When Trump Nukes Your Brand

What’s a poor chief communications officer to do when the president of the United States launches a 140 character hydrogen bomb at you for dropping his daughter’s fashion line? That’s the dilemma facing Nordstrom’s CCO this afternoon in the aftermath of the high-end retailer’s saying bye-bye to the daughter-in-chief’s apparel.

Trump not only attacked Nordstrom on his own handle but used the Twitter handle of the Office of the President of the United States! Holy blurred lines, Batman! And, naturally, White House Press Secretary Sean Spicer was right there to not only back him up but also to lash out at Nordstrom’s for punishing poor Ivanka.

Nordstrom defended their actions by saying Ivanka’s stuff simply wasn’t selling. Others (the Alt Right, perhaps?) are suggesting the move was in retaliation for Trump’s recent Muslim travel ban.

Whatever the reason, Nordstrom finds itself right smack in the middle of a Category Five crisis. And, the question facing the CCO is this: Do you step up to the plate, defend your brand and provide further clarification (i.e. sales figures that prove the move was purely a business decision) or simply lay low, monitor the Web and see if Mr. President launches a second wave of nukes.

TrumpLand, and its myriad business and political entanglements are presenting communications challenges never before faced by the chief communications officer, chief marketing officer or whomever is in charge of an organizations external communications. And, there is no textbook or best practice for this dealing with type of mugging. Up until January 20th, we PR types have been able to respond in precise, measured ways by following procedures from countless ‘traditional’ crises such as the legendary gold standard itself: Johnson & Johnson’s Tylenol crisis.

But there are no Harvard Business School case studies titled, “When the President bullies your brand.” And I’m not aware of any white papers issued by the Arthur W. Page Society titled, “Don’t mess with the President’s daughter.” Nor is PR Week’s cover screaming, “Incoming!”

CCOs are truly flying by the seat of their pants.
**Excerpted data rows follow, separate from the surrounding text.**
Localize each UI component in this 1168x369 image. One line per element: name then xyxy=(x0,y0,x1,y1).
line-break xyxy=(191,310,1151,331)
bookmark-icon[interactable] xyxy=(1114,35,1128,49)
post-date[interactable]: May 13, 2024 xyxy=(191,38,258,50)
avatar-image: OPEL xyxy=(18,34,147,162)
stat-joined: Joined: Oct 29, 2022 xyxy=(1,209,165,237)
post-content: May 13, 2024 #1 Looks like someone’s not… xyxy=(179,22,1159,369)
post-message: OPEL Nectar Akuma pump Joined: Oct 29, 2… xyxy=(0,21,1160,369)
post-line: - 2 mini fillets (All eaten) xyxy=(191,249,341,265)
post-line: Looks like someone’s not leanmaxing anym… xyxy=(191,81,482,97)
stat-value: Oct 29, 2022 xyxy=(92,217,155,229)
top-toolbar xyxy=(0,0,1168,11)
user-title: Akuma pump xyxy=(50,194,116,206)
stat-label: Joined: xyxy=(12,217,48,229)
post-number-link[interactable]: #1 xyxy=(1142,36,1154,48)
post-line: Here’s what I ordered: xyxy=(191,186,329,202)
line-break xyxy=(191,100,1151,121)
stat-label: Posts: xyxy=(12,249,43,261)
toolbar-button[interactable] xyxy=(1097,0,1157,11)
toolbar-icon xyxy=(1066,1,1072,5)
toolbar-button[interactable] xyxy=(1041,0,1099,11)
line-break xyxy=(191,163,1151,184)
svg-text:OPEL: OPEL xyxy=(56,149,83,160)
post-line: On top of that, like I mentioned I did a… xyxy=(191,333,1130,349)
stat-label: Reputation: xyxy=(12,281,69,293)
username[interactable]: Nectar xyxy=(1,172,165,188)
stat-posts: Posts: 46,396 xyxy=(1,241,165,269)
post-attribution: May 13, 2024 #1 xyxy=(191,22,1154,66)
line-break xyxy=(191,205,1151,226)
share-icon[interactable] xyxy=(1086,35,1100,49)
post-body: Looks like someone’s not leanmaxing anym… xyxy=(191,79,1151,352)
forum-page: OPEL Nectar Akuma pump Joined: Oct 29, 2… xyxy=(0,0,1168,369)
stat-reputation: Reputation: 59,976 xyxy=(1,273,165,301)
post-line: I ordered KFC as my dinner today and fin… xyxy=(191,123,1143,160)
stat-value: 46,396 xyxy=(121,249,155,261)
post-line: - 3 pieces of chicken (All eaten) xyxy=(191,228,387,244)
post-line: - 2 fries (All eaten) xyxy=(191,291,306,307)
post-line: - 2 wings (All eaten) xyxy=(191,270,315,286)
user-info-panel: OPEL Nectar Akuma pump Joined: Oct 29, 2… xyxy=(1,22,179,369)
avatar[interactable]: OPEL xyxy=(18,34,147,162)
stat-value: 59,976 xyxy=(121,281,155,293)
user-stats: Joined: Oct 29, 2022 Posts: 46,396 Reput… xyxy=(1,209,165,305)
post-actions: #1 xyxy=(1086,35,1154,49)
I’ve spoken to 30 of them in recent weeks, and almost all fear the uncertainty of what lies ahead. While some define uncertainty as unstable global markets and others point to our offending allies while cozying up to our enemies, quite a few voiced concern about The Donald’s picking up his iPhone and banging out 140 characters that could level their corporation’s sales and reputation in a nanosecond.

Were I asked to provide counsel, I’d advise Nordstrom to stay the course, be on the alert for incoming missiles and fully armed with facts and figures to defend your actions. I’d also begin scenario planning everything from angry Ivanka fans ripping apart your retail stores to some complete whack job going after your CEO with an AR-15.

These are indeed the times that try men’s (and CCO’s) souls.